Deneia: A study of regionalism, population and society in Bronze Age Cyprus
This is a collaborative project funded by the Australian Research Council, co-directed with David Frankel and Maria Iacovou (University of Cyprus). The cemetery complexes at Kafkalla and Mali, near the village of Deneia in Cyprus, were in use for around 1000 years, from the beginning of the Early Bronze Age (2,400 BCE) to the end of the Late Bronze Age. A survey season carried out in 2003 identified over 1000 tombs, all of which have been partially looted. In 2004 a number of these were sampled in order to assess the changing size and structure of the cemeteries during their long period of use. Comparative studies of contemporary sites provide the basis for monitoring and explaining local, regional and island-wide relationships, viewed in a context of expanding population and increasing interaction with the wider Mediterranean world. A volume reporting the survey, excavation and finds will be submitted for publication in late 2007.

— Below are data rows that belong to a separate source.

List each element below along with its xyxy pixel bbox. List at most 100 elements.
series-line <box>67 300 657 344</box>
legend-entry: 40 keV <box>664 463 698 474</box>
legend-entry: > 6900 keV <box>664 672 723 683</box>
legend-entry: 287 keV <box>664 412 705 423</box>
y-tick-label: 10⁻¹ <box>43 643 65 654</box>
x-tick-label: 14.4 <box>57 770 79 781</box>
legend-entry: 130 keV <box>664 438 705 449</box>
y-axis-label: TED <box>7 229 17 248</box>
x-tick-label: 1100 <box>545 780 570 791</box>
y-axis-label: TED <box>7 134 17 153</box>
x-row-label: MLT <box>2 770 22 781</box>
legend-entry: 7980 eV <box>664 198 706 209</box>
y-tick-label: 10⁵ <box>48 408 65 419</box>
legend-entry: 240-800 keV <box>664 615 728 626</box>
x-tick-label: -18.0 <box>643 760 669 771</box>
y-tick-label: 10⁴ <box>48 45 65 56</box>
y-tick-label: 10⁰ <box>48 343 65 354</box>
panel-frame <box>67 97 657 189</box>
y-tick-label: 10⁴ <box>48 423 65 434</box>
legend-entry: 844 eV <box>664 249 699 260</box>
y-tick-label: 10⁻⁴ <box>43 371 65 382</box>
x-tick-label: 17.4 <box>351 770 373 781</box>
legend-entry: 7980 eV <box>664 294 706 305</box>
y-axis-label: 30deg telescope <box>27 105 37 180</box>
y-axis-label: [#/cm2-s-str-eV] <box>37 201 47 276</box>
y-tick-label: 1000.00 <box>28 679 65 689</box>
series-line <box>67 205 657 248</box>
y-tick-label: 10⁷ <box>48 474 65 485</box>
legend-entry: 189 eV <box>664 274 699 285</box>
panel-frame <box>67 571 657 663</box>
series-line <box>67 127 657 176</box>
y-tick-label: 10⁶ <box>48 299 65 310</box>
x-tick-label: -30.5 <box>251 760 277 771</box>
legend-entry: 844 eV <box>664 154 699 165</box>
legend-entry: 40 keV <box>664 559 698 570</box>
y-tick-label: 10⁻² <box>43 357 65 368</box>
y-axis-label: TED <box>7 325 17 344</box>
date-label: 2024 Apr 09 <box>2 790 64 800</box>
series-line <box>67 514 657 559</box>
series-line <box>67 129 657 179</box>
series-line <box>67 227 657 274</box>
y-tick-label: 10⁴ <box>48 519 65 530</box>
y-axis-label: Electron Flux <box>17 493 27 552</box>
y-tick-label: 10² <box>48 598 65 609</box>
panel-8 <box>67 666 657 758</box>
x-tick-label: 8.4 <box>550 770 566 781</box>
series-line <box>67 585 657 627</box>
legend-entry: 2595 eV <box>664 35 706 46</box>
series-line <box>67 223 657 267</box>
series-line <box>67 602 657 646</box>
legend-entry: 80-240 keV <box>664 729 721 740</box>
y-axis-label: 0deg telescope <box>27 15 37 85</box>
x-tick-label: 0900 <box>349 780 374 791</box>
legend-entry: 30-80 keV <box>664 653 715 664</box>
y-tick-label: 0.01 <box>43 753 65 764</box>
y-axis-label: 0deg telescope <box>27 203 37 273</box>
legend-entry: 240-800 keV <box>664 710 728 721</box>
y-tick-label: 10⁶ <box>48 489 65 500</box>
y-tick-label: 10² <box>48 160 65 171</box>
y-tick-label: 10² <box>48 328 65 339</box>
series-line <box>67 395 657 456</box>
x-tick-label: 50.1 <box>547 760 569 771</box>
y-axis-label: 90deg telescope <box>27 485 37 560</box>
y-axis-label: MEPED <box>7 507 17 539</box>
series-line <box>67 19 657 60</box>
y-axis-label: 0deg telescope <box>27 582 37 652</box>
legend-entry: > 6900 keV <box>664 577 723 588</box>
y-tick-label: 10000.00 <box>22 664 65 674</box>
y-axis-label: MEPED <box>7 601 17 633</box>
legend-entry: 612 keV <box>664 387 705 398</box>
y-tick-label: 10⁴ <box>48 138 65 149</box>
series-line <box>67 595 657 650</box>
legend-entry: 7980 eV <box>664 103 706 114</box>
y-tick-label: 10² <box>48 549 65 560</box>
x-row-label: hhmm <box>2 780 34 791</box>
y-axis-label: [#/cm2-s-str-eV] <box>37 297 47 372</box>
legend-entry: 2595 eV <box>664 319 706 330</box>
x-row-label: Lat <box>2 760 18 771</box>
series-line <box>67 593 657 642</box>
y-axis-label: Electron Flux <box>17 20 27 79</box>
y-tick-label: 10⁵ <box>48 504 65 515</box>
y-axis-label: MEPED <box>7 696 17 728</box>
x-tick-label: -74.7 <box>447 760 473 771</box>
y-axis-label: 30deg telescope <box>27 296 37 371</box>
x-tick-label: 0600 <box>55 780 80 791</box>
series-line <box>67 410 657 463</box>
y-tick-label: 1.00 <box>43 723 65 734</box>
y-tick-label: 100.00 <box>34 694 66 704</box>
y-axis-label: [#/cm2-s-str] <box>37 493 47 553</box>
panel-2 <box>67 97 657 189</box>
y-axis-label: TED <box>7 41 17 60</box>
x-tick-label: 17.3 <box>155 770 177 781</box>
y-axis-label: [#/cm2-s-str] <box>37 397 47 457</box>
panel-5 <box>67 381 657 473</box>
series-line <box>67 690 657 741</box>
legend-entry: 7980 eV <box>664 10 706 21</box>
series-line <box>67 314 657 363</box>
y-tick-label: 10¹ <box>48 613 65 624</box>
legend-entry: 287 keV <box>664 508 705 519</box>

Politiko Kokkinorotsos. A Chalcolithic cite in central Cyprus
This project, jointly directed with David Frankel, involves the excavation and publication of a Chalcolithic settlement in central Cyprus. It acquires particular importance as the material culture of this period is very poorly known in this region of the island. A preliminary field season was carried out in 2006 and a major excavation in 2007. The latter produced over one tonne of pottery, over 150 kilos of animal bone and large quantities of ground and chipped stone artefacts.